What I love is that, a red and white quilt made 100 years ago looks just as fresh as one made this year- and it’s often hard to tell from photos if a red and white quilt is old or new.
Did you hear about the fabulous exhibit of red and white quilts that the American Folk Art Museum put on in NYC back in 2011? These 650 quilts are all from the collection of Joanna Rose and, if I remember correctly, the exhibition was a gift from her husband to celebrate a milestone birthday, and was made free to the public.
At the PA National Quilt Extravaganza (held outside of Philadelphia) last year, there was an exhibit of small quilts inspired by the exhibit in New York. I photographed a lot of them. I don’t have info on the makers of all these, but they are all from members of the Olde Kent Quilters Repro Bee of Chestertown, MD.
(Many more red and white minis on my Flickr Page)
I have always wanted to own a solid red and white quilt, but I wasn’t sure I would have the patience to make it. I tend to get bored making the same block over and over. Now as I am getting older I think maybe I would be able to do it.

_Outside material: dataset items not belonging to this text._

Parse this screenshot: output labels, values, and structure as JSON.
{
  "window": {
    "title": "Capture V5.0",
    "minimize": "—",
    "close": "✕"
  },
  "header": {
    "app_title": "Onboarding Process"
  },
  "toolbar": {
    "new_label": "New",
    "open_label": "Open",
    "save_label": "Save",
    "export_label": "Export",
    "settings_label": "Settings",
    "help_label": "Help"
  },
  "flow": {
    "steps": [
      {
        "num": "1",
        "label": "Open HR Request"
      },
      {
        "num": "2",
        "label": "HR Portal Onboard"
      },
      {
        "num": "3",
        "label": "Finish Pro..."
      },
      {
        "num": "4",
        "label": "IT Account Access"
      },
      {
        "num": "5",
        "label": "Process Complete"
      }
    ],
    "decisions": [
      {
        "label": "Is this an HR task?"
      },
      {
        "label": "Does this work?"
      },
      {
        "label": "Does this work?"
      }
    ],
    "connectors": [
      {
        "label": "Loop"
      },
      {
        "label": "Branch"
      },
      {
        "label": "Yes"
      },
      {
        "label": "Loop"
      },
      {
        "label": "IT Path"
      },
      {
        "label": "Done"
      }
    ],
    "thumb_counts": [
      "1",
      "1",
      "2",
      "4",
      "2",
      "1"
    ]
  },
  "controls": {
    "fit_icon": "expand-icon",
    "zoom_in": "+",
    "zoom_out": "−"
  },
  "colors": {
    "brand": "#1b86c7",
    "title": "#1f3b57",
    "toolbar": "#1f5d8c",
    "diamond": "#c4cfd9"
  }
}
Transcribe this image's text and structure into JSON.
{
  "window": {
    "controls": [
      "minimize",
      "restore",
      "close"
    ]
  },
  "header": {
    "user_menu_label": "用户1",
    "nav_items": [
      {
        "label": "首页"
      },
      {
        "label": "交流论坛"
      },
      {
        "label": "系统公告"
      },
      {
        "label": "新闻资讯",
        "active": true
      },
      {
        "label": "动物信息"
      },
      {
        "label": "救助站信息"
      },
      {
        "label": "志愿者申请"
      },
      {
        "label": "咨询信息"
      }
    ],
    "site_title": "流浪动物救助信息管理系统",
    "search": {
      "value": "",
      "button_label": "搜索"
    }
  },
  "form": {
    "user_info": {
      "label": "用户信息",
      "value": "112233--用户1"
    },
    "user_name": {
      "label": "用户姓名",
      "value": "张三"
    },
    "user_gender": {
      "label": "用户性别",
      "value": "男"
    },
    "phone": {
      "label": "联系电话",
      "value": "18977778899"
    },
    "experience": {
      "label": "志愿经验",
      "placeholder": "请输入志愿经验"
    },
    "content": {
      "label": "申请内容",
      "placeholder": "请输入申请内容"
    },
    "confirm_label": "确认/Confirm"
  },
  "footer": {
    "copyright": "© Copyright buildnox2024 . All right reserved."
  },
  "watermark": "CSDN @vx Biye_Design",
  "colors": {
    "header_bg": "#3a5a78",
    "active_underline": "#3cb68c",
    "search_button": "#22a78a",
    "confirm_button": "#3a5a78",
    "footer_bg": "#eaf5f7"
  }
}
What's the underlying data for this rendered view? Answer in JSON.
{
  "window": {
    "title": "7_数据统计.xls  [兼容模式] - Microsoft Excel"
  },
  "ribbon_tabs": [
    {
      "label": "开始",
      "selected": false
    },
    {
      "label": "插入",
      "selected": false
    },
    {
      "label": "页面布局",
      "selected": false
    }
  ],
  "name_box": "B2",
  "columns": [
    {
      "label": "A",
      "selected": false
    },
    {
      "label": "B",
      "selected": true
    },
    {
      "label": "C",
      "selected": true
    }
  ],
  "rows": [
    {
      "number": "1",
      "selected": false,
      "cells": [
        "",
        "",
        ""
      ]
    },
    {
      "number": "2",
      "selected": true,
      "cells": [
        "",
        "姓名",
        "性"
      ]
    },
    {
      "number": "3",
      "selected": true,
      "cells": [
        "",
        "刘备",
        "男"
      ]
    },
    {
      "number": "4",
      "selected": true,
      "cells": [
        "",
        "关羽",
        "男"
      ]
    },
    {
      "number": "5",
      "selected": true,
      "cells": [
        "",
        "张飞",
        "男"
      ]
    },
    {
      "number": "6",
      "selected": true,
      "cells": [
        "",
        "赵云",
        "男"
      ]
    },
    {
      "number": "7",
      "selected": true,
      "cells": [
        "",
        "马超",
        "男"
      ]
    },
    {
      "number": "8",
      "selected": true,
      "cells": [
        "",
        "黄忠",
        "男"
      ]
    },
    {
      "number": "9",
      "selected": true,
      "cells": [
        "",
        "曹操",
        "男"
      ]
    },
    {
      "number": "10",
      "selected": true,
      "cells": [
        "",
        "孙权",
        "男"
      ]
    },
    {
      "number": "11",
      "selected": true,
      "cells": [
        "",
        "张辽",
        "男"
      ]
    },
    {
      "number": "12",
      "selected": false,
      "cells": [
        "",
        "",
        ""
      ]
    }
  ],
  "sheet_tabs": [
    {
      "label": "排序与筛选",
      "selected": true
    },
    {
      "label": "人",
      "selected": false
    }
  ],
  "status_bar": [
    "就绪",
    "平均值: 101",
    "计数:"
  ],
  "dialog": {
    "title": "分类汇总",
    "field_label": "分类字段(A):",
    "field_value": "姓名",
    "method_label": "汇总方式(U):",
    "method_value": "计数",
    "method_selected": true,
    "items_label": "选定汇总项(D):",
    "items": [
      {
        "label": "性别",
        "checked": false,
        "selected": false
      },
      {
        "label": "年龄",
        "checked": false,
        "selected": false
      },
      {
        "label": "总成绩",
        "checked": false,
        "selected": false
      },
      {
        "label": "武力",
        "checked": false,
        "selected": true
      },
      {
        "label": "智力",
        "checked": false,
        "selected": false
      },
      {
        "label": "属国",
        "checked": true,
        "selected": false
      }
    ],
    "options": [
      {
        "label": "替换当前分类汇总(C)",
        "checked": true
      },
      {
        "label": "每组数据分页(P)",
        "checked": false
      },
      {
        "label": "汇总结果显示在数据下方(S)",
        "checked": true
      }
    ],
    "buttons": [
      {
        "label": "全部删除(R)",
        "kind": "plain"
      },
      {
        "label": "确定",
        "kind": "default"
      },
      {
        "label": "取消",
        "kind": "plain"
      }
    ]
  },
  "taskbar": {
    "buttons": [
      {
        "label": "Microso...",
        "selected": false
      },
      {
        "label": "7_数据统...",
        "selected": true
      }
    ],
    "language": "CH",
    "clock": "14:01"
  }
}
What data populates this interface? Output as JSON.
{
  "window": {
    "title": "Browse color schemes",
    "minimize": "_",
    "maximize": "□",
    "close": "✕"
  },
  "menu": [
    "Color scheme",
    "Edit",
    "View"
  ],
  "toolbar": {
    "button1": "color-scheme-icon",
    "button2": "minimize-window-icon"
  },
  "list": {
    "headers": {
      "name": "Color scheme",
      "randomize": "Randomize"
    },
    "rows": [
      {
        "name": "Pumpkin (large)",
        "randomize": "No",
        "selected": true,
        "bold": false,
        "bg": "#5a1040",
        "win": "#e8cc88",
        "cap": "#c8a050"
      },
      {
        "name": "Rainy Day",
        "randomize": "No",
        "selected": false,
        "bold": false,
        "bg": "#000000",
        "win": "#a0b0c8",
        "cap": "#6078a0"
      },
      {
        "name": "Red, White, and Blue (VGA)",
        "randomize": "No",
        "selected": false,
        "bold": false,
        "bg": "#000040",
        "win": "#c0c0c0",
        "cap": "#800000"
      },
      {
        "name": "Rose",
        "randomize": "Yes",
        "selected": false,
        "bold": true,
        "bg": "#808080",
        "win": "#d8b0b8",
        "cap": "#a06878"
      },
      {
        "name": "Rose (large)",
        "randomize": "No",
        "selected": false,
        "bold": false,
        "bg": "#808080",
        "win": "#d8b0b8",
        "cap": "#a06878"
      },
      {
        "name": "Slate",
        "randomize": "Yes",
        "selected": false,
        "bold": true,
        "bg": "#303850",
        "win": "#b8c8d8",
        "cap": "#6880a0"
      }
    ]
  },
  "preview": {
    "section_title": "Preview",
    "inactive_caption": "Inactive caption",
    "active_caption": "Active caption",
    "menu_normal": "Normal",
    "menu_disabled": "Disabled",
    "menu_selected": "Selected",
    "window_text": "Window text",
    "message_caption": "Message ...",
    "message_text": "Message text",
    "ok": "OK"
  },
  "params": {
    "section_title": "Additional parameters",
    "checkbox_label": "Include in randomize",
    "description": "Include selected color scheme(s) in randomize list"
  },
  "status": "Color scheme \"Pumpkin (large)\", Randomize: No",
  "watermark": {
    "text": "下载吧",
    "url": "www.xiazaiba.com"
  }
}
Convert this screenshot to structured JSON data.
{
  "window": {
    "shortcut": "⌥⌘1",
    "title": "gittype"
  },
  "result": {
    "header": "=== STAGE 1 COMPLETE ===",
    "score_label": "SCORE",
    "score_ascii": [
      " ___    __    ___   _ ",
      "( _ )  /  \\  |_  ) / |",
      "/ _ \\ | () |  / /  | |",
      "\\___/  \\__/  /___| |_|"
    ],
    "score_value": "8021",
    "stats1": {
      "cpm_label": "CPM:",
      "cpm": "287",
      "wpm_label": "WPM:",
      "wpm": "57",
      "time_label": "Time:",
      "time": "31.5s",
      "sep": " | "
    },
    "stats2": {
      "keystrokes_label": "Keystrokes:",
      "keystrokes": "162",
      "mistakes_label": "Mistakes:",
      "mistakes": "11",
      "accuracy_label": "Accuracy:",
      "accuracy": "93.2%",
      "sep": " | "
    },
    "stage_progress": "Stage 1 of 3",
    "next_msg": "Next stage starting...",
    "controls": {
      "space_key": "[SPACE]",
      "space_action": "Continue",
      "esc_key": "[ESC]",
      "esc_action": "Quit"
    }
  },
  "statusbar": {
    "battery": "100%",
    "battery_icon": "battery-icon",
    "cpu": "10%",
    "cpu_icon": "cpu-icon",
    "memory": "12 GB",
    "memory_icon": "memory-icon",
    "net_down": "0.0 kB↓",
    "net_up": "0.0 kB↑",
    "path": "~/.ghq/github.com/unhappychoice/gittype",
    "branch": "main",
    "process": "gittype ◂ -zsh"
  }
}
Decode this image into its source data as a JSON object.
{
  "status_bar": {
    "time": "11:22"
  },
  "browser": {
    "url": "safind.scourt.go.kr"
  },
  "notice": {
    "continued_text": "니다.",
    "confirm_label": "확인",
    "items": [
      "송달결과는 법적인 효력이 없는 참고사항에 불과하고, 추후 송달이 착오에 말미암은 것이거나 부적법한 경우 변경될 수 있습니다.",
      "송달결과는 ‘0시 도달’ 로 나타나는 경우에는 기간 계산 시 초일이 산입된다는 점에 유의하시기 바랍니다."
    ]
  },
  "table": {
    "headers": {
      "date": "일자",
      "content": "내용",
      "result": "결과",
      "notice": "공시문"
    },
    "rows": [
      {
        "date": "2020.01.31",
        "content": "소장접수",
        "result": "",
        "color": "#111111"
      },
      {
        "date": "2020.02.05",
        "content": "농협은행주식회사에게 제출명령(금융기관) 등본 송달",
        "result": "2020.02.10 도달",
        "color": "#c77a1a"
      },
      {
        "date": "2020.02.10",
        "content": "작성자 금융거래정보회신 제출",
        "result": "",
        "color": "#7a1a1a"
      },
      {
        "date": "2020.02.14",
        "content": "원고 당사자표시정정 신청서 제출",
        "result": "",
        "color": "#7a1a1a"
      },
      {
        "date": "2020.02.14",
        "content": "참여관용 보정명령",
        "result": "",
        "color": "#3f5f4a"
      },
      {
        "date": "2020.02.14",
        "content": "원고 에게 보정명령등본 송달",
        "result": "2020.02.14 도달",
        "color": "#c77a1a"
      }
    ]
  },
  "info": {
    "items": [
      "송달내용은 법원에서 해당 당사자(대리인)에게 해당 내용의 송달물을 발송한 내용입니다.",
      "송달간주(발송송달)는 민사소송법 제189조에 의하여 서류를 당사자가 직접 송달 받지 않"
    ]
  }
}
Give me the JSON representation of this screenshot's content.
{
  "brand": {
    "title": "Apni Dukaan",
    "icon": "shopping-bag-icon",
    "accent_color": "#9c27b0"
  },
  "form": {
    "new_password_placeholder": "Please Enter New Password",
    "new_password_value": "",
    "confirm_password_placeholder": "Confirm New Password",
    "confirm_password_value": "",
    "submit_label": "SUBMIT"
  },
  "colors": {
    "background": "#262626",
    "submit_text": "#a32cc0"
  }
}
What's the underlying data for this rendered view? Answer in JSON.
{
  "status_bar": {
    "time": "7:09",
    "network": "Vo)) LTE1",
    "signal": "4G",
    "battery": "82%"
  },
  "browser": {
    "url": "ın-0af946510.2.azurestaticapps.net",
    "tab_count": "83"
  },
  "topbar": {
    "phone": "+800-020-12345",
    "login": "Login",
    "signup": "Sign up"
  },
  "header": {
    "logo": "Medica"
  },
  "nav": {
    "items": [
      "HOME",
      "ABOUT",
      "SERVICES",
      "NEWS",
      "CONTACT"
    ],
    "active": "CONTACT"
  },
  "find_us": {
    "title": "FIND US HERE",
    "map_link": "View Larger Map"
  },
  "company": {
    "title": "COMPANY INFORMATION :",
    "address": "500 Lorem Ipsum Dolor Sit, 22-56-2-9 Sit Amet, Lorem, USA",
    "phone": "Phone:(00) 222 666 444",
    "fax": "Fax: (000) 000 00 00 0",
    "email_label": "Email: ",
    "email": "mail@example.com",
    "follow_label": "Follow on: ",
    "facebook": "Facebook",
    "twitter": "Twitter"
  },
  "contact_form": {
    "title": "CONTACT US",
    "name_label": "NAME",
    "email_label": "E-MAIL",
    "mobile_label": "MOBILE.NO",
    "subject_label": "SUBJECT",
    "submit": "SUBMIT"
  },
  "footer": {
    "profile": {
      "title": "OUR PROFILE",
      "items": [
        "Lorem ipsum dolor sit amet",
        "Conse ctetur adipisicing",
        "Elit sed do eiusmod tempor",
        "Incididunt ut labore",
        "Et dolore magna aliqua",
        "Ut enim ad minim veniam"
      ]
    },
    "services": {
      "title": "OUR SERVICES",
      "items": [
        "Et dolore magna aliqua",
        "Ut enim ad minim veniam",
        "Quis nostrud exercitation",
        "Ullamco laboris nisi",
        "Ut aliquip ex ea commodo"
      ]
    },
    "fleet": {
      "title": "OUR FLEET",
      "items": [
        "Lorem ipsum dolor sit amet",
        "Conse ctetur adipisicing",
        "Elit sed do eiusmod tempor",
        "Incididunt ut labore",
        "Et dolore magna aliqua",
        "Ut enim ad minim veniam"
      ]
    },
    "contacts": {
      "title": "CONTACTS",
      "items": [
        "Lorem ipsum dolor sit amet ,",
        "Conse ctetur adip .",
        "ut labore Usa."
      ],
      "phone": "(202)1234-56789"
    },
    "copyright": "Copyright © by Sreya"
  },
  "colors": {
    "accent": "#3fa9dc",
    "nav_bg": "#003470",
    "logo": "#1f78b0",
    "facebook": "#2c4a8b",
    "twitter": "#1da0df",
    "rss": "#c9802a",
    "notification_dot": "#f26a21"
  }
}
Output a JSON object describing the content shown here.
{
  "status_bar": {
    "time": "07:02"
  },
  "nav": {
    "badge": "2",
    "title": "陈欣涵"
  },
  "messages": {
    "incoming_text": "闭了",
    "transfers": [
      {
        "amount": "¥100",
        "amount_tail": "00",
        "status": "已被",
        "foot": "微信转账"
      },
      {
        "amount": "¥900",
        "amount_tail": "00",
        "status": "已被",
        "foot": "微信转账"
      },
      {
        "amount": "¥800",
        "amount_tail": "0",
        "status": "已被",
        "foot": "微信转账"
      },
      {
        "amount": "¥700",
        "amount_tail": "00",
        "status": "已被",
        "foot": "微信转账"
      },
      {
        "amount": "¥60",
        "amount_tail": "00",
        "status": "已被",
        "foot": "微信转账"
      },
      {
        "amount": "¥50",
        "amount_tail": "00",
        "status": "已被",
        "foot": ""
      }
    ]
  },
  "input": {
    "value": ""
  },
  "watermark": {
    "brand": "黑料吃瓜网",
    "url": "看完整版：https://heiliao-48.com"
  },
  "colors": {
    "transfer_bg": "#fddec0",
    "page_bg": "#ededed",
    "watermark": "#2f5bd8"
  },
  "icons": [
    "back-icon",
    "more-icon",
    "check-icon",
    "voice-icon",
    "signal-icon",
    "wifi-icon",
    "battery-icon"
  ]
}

Like the process might actually be soothing instead of mind-numbing. I could keep it around for a while and work on it any time I wanted to sew, but not wanted to think. That’s most nights these days, after the wild things are all tucked away
Lately I have been seeking out blocks like this one:
It seems so simple, but you can build up complex patterns by spinning them different ways as you assemble the quilt. I think it would help to keep the construction process interesting, because as you complete more and more blocks, there is the fun of putting them together in different directions to see what patterns you can get.
Which layout do you like? I’m partial to 2 and 3, myself. 2 especially, because I don’t think I’ve ever seen that before.